The data that we will use is about all Estonian companies - their paid taxes, paid employer taxes, nr of people, and turnover. XLS data file is available from Tax Authority web page https://www.emta.ee/et/kontaktid-ja-ametist/maksulaekumine-statistika/tasutud-maksud
Main interest is in columns B (name), C (type - business?), E (county), F (field of industry), G (all taxes paid), H (employment taxes paid), I (turnover), J (nr of employees) - in first quarter of 2017.
Your goal: be able to work with this data.
1) Learn to use filters - characterise largest companies in 3 select counties; by different criteria - area of business, nr of employees, paid taxes, highest salaries per employee (employment tax paid per employee). Goal: a short meaningful description of dominant companies in various counties.
2) Learn to use pivot tables. Use online tutorials if you are not familiar. Google Drive Sheet may not be able to take the full dataset "easily". Excel and Open Office should be enough. Make an overview of the above data: characterise all business areas by: Number of entities; Total paid taxes; Average nr of employees; Average paid employment taxes.
3) Subselect all entities that paid taxes 1M-2M EUR. Make a separate data file for yourself. Fill in missing values - to avoid division by zero, make all empty slots or zeroes for example into 0.1 (close enough to 0). Cluster these companies using some clustering algorithm (try varying distance measures).
4) Study the general concept of the Principal Component Analysis (PCA). E.g. videos - ; ; or some other tutorials, textbooks, wikipedia. State briefly in 4-5 sentences what PCA does, and identify some PCA plot where underlying data set had at least 4-5 dimensions (google search, cite the source).
5) Use the same selection of data as from Task 3. Now visualise these data using the PCA plot. Make PCA plots for PC1-PC2; PC1-PC3; PC2-PC3. Look up a few specific companies in that plot; Try to compare to the clustering performed in Task 3. Where do some of these clusters "lie" on the PCA plot.

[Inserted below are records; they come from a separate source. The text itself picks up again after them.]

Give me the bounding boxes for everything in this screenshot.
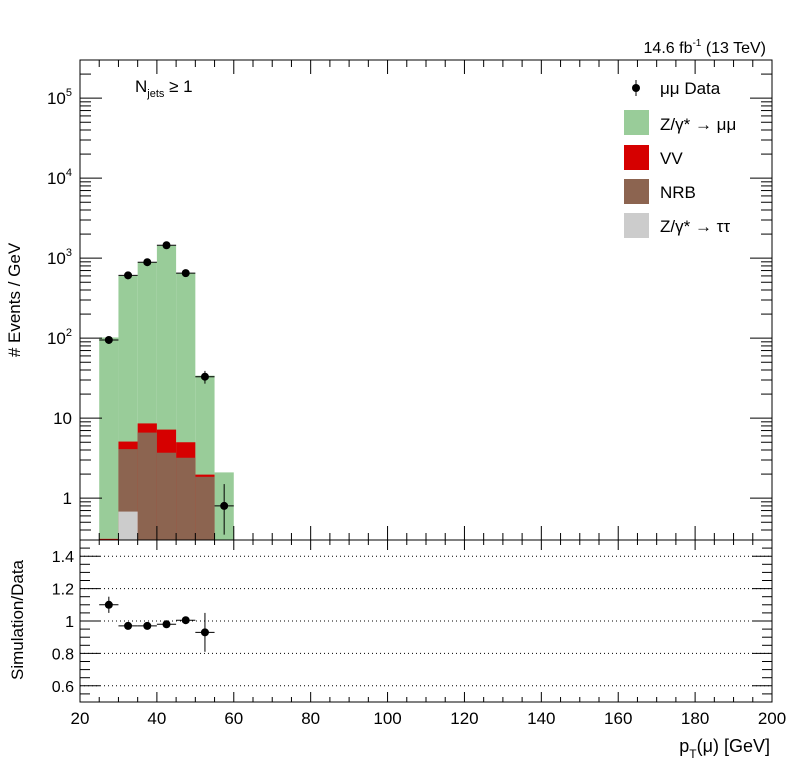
ratio-point — [176, 616, 196, 625]
legend-label: VV — [660, 149, 683, 168]
ratio-point — [137, 621, 157, 630]
y-axis-label: # Events / GeV — [5, 242, 24, 357]
x-tick-label: 80 — [301, 709, 320, 728]
ratio-point — [99, 596, 119, 613]
stacked-histogram — [99, 245, 234, 541]
ratio-point — [195, 612, 215, 652]
x-tick-label: 40 — [147, 709, 166, 728]
y-tick-label: 10 — [53, 409, 72, 428]
legend-label: μμ Data — [660, 79, 721, 98]
legend: μμ Data Z/γ* → μμ VV NRB Z/γ* → ττ — [624, 79, 736, 238]
legend-entry-vv: VV — [624, 145, 683, 170]
ratio-y-tick-label: 0.6 — [52, 679, 74, 696]
histogram-bar — [118, 511, 138, 540]
y-axis-ticks — [80, 59, 772, 541]
data-point — [195, 370, 215, 384]
ratio-y-tick-label: 0.8 — [52, 646, 74, 663]
histogram-bar — [99, 538, 119, 540]
data-point — [137, 258, 157, 267]
data-point — [176, 269, 196, 278]
luminosity-label: 14.6 fb-1 (13 TeV) — [644, 38, 766, 57]
legend-label: Z/γ* → ττ — [660, 217, 730, 236]
data-point — [118, 271, 138, 280]
data-point — [214, 484, 234, 535]
y-tick-label: 104 — [47, 167, 72, 188]
x-tick-label: 20 — [71, 709, 90, 728]
data-points — [99, 241, 234, 535]
y-tick-label: 103 — [47, 247, 72, 268]
legend-entry-data: μμ Data — [632, 79, 721, 98]
histogram-bar — [176, 457, 196, 540]
x-axis-label: pT(μ) [GeV] — [679, 736, 770, 761]
histogram-bar — [195, 476, 215, 540]
main-plot-panel: 1 10 102 103 104 105 # Events / GeV Njets ≥ 1… — [5, 38, 773, 541]
y-tick-label: 102 — [47, 327, 72, 348]
y-tick-label: 1 — [63, 489, 72, 508]
legend-entry-nrb: NRB — [624, 179, 696, 204]
x-tick-label: 160 — [604, 709, 632, 728]
data-point — [156, 241, 177, 250]
ratio-y-tick-label: 1.2 — [52, 582, 74, 599]
y-tick-labels: 1 10 102 103 104 105 — [47, 87, 72, 508]
x-tick-label: 120 — [450, 709, 478, 728]
x-tick-labels: 20 40 60 80 100 120 140 160 180 200 — [71, 709, 787, 728]
histogram-bar — [99, 337, 119, 540]
x-tick-label: 200 — [758, 709, 786, 728]
x-tick-label: 140 — [527, 709, 555, 728]
y-tick-label: 105 — [47, 87, 72, 108]
legend-entry-ztautau: Z/γ* → ττ — [624, 213, 730, 238]
ratio-points — [99, 596, 215, 652]
ratio-plot-panel: 0.6 0.8 1 1.2 1.4 20 40 60 80 100 120 140 160 180 200… — [8, 539, 787, 761]
ratio-gridlines — [80, 555, 772, 687]
ratio-frame — [79, 539, 773, 703]
ratio-y-axis-label: Simulation/Data — [8, 559, 27, 680]
histogram-bar — [137, 432, 157, 540]
x-tick-label: 100 — [373, 709, 401, 728]
ratio-point — [156, 620, 177, 629]
x-tick-label: 60 — [224, 709, 243, 728]
njets-annotation: Njets ≥ 1 — [135, 77, 193, 100]
legend-entry-zmumu: Z/γ* → μμ — [624, 110, 736, 135]
histogram-bar — [156, 452, 177, 540]
legend-label: NRB — [660, 183, 696, 202]
ratio-point — [118, 621, 138, 630]
data-point — [99, 335, 119, 344]
ratio-y-tick-labels: 0.6 0.8 1 1.2 1.4 — [52, 549, 74, 696]
ratio-y-tick-label: 1 — [65, 614, 74, 631]
ratio-y-tick-label: 1.4 — [52, 549, 74, 566]
x-tick-label: 180 — [681, 709, 709, 728]
legend-label: Z/γ* → μμ — [660, 115, 736, 134]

6) (Bonus 1p) Make some other subselection of data, and apply PCA on that as well - e.g. some large companies from different industries - are industries somewhat different by PCA? Make a compelling story about some county and different companies; or different industries/companies. You may also need to increase the "weight" of nr of employed individuals - perhaps normalise first each column?

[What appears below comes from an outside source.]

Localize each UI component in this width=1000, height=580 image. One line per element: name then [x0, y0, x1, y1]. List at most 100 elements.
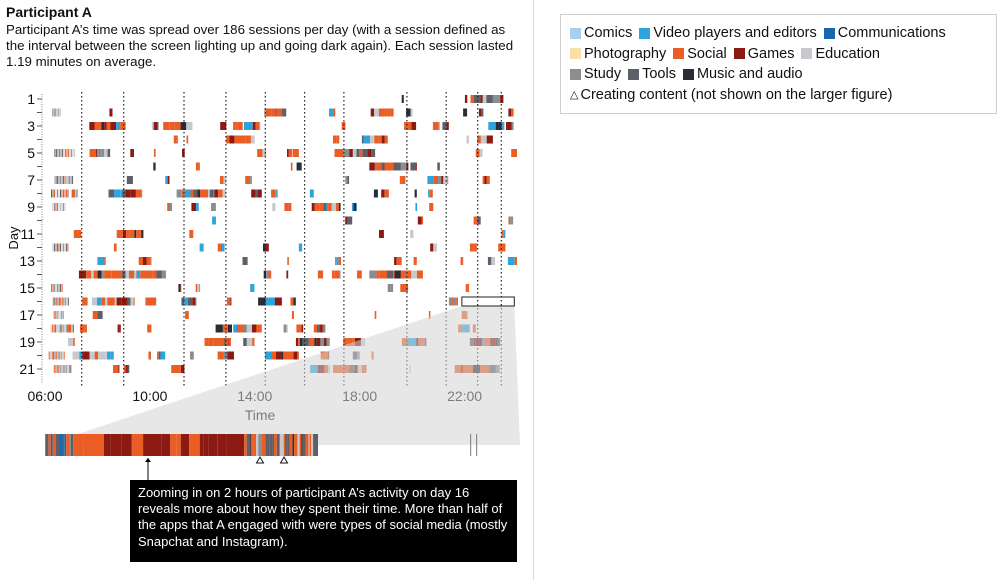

7) (Bonus 1p) Finalise your actual project plan - with your team mates. Make sure to have it described in the presentation file of https://drive.google.com/drive/folders/0B5TbAaWYr3OgR2FyVnlIVjBoVDA - please also add there somemore details on data; visualisation idea/sketch; the methods to be used. One image tells more than thousand words - add some illustrations. If you need, use two slides in the slide-deck. For project team it is ok to share the same description in your HW submissions. Just make sure to add all team-mates names as well.